Metagenome analysis spans a large range of different methods and tools in the bioinformatics community. These tools provide scientists with biological information present in a sequenced environmental sample, more specifically the genetic functions encoded in the DNA of the sampled metagenome. Most often those tools have been developed to compare a specific metagenome file against databases that are filled with sequences and annotation data.

This project is directed to performing a comparative analysis between multiple metagenomic FASTA files. By importing n-length pieces of the sequences from one file into a hash table structure, comparing other metagenome sequences from other files will be done quickly and precisely. Finding similar sequences and structures between numerous metagenomes can give insight into what biological functions are shared between related and unrelated organisms.

 

Pangenomes

A project that started with the question, “how many microbial genes are there in the world?” has grown to potentially lead to answers to this and broader questions about the microbial universe. First, known taxa (E. coli) were organized into matrices, with strains as rows, and proteins as columns. Hamming distances define a metric for organizing strains into phylogenetic trees. The phylogenetic distance is the importance of the split between the strains, or the alpha score, as refered to in d-splits literature. This approach became our main focus when we attempted the same heuristic with viral data, with surprisingly strong results. At present, we are taking “pie slices” of the phage proteonomic tree, and seeing to what extent we can recreate that observed internal structure, as a “proof of concept” for viral applicability. Reading and work on splitstrees, d-splits, and consecutive ones property, will drive the next developments. In addition, this coming week, on August 18th, our group will be attending a lecture on whole genome taxonomy, which should help drive further progress on our project.

 

PHACTS: Phage Classification Tool Set

There are two distinct phage lifestyles: lytic and lysogenic. The lysogenic lifestyle has many implications for phage therapy, genomics, and microbiology, however it is often very difficult to determine whether a newly sequenced phage isolate grows lytically or lysogenically just from the genome. Using the ~200 known phage genomes, a supervised random forest classifier was built to determine which proteins of phage are important for determining lytic and lysogenic traits. A similarity vector is created for each phage by comparing each protein from a random sampling of all known phage proteins to each phage genome.
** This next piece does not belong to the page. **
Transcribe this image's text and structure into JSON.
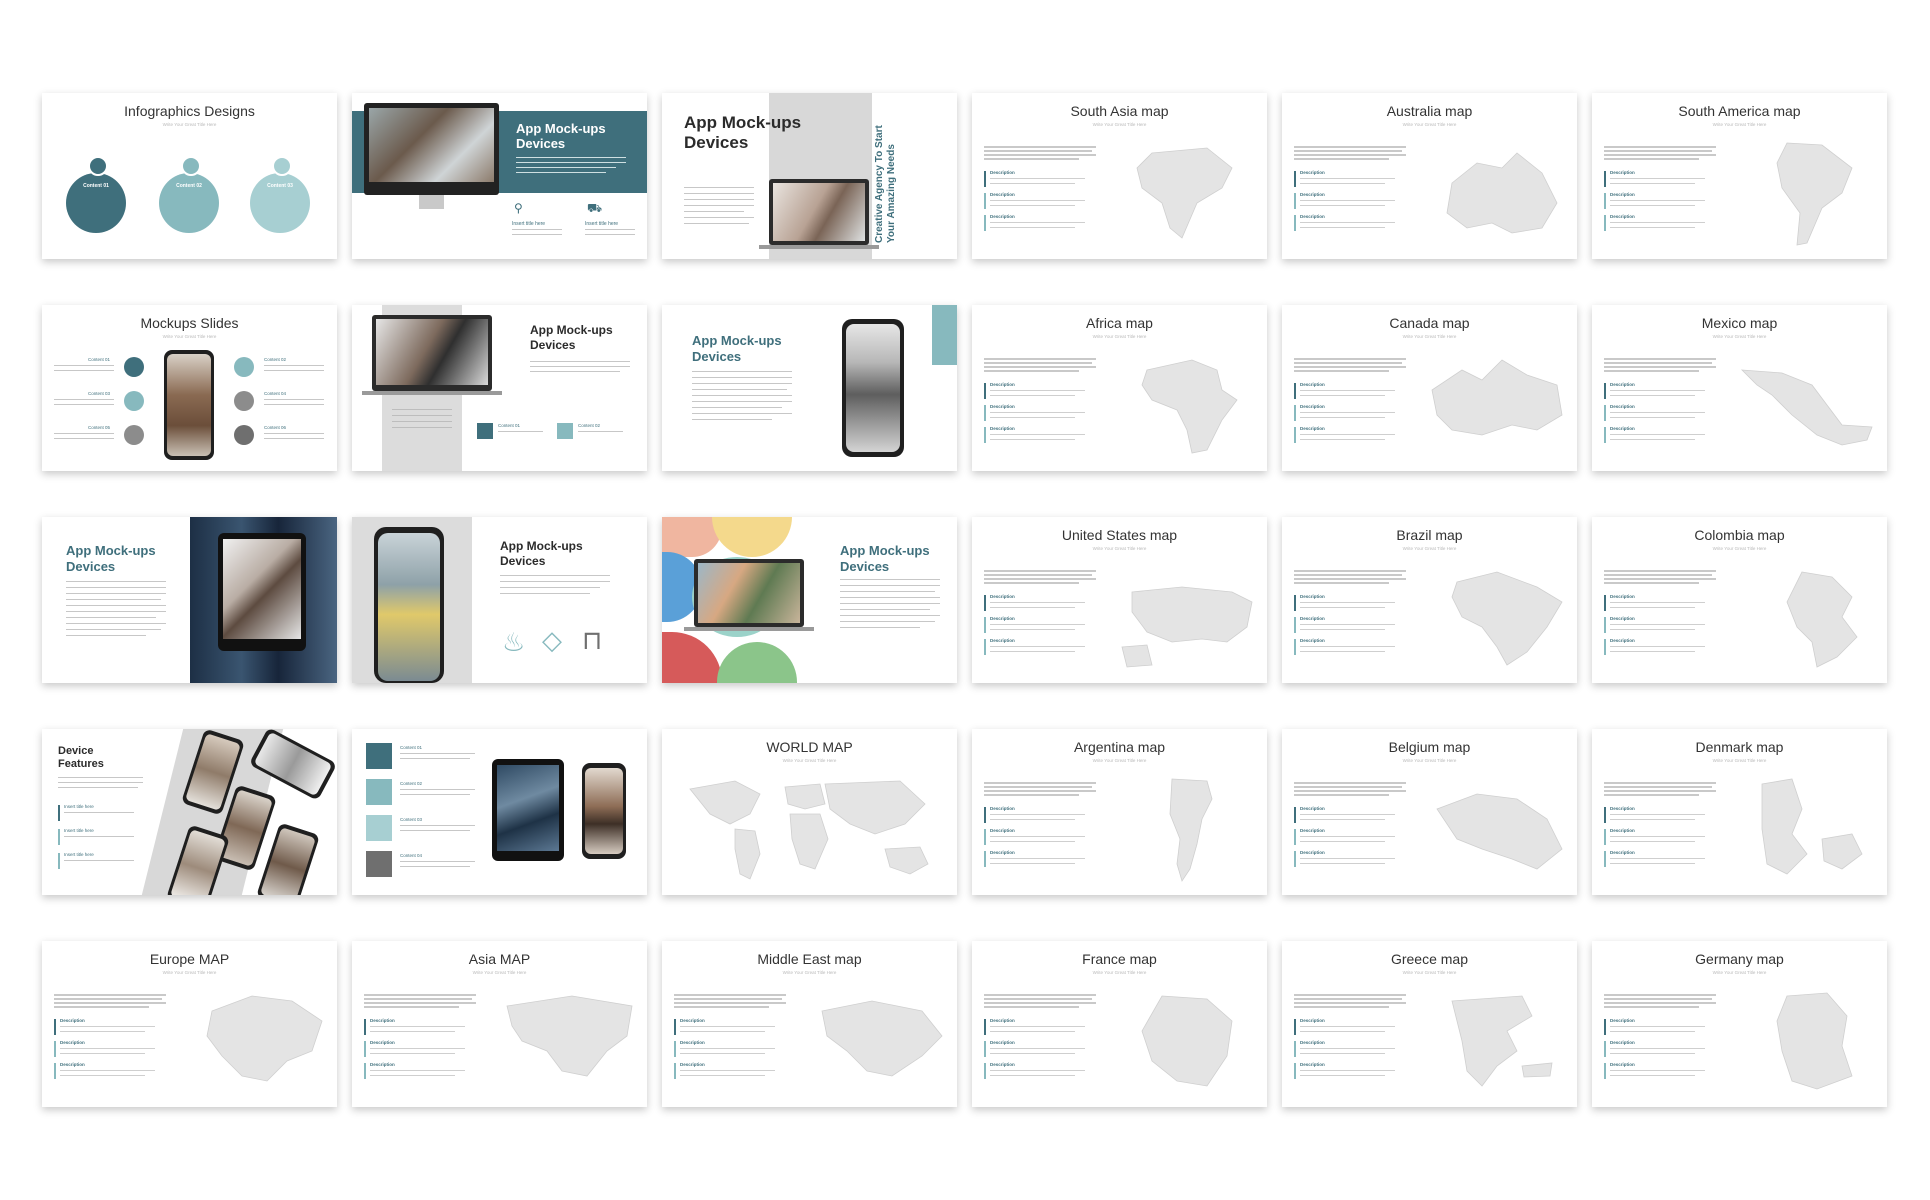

Each value in the similarity vector represents the protein with the highest similarity score for that phage genome. This vector is used to train a random forest to classify phage according to their lifestyle. To test the classifier each phage is removed from the data set one at a time and treated as a single unknown. The classifier was able to successfully group 188 of the 196 phages for whom the lifestyle is known, giving my algorithm an estimated 4% error rate. The classifier also identifies the most important genes for determining lifestyle; in addition to integrases, expected to be important, the composition of the phage (capsid and tail) also determines the lifestyle. A large number of hypothetical proteins are also involved in determining whether a phage is lytic or lysogenic.

 

PhAnToMe

The lab’s spearhead PhAnToMe project is funded by the National Science Foundation to understand viral life. We are researching the genomics of viruses that infect bacteria — phages — with Dr. Mya Breitbart (Univ. Southern Florida), Dr. Matt Sullivan (U. Arizona), and Dr. Jeff Elhai (Virginia Commonwealth University). These viruses are the most abundant biological entities on the planet, and are responsible for many of the evolutionary changes that bacteria undergo. Phages carry virulence genes that allow bacteria to cause disease, they carry photosynthetic genes that allow bacteria to grow in the oceans, and  they carry many genes that we don’t even know what they do. Our project will unearth the role of some of those genes and proteins, and help biologists get to grips with the most diverse parts of microbiology — the phages. At the PhAnToMe website you can browse complete genomes, and download phage genomes and associated data.